A number of teams will likely be sellers this year with new coaches and in preparation for next year's draft. With a likely scenario leaving the Trail Blazers without a pick, should they be buying what the league is selling?

There's a tremendous amount of anticipation for each NBA team this season-whether it be to see if their youngsters will develop into top-notch players or to see if the team has what it takes to compete for a championship.

In just a few days, those questions will begin to be answered.

One team with numerous questions is the Denver Nuggets. Finishing with 57 wins and earning a top-three playoff seed last season, the Nuggets were upset by the Golden State Warriors in the first round. They also lost arguably their best player in Andre Iguodala during free agency, plus scorer Danilo Gallinari for the first few months of the season to injury. The quality and depth of the Western Conference doesn't help their cause either.

Possibly the biggest question mark for Denver surrounds Kenneth Faried, the highly productive and athletic power forward. Faried, while nearly averaging a double-double in his second NBA season last year, was the subject of trade rumors as far back as draft night.

His name popped up again in more rumors this week.

In light of those rumors, Jeffrey Morton and Nate Timmons of Denver Stiffs, an SB Nation companion blog, wrote about both the pros and cons of trading Faried. Both acknowledged his commitment and hustle, but both also spoke to his unique size and skillset - a combination that may not quite fit what new head coach Brian Shaw is working towards.

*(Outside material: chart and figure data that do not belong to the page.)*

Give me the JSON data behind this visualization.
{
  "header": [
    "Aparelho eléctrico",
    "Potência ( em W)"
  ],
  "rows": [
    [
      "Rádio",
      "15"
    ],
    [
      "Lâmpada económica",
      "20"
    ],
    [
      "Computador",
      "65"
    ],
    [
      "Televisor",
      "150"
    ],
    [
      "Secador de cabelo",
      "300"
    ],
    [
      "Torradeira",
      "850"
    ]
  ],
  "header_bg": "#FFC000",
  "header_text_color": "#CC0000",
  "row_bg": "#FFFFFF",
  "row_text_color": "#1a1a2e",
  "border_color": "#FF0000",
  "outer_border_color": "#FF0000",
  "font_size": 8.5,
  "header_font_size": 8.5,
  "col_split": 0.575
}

In the argument in favor of trading Faried, Morton compared the situation to Utah's recent signing of Derrick Favors. The 22-year-old recently inked a four-year, $49 million extension with the Jazz. Morton's main point was if it cost some $50 million to keep a comparable player like Favors on Utah's roster, should the Nuggets be spending that type of money on Faried? Furthermore, should they spend it on someone that may not even fit into the style Shaw wants to play?

"As it stands right now, with a dramatically new offensive approach, and the financial commitment that could potentially be due - the Nuggets need to make a move," Morton says while making the argument to trade Faried.

Like Denver, this season could and probably will be one of hard decisions, especially with a highly-rated draft class looming in the future. Franchises like Boston, Atlanta, Minnesota and Los Angeles are all teams either on the fringe of the playoffs or out-of-the-running with All Star level players.

The Portland Trail Blazers can be grouped into this category of fringe playoff teams that could be making hard, Faried-like decisions as well. While making the playoffs is the goal, it certainly isn't a guarantee. LaMarcus Aldridge is the figurehead of the debate, but with so many players on short contracts, tough decisions are on the horizon.

There are two ways you can look at the position Portland is in. The first is similar to Denver: Find out who fits into the long-term plan, and quickly cut loose those who don't.

However, there could be a second option for the Trail Blazers.

In the Gerald Wallace acquisition back in 2011, the Blazers ended up trading last year's draft pick. However, the pick was protected through the top 12, allowing the team to keep it and draft CJ McCollum at 10th overall. However, if the team makes the playoffs this year, they wouldn't keep their pick in a 2014 draft heralded as the best in a decade.

With the possibility of teams like Denver selling on top-talent and Portland in playoffs-or-bust mode, the Blazers could very well be in a position to be a buyer this year.

So much of the conversation among analysts and fans over the offseason was directed toward the first option for the Blazers: Blow it up; it's obvious this isn't a championship team, and with young talents like Damian LillardThomas Robinson and others, losing in the short term will lead to development and potentially winning in the long term.

What's clear from the Denver Stiffs column, though, is that Portland isn't the only one in this type of situation. If anything, they might even be in the majority, not minority.

That being said, you have to think Neil Olshey is wondering how he can score a top-tier player when others are chasing after a top draft pick that he probably won't have.

Doing so would certainly turn the narrative on its head.

There are tough questions Portland faces with top talent, just like Denver faces with some of their best contributors.

With the importance of making this season a successful one, it wouldn't be out of the question that the Blazers look to make a splash from a team like Denver cutting a highly productive player loose.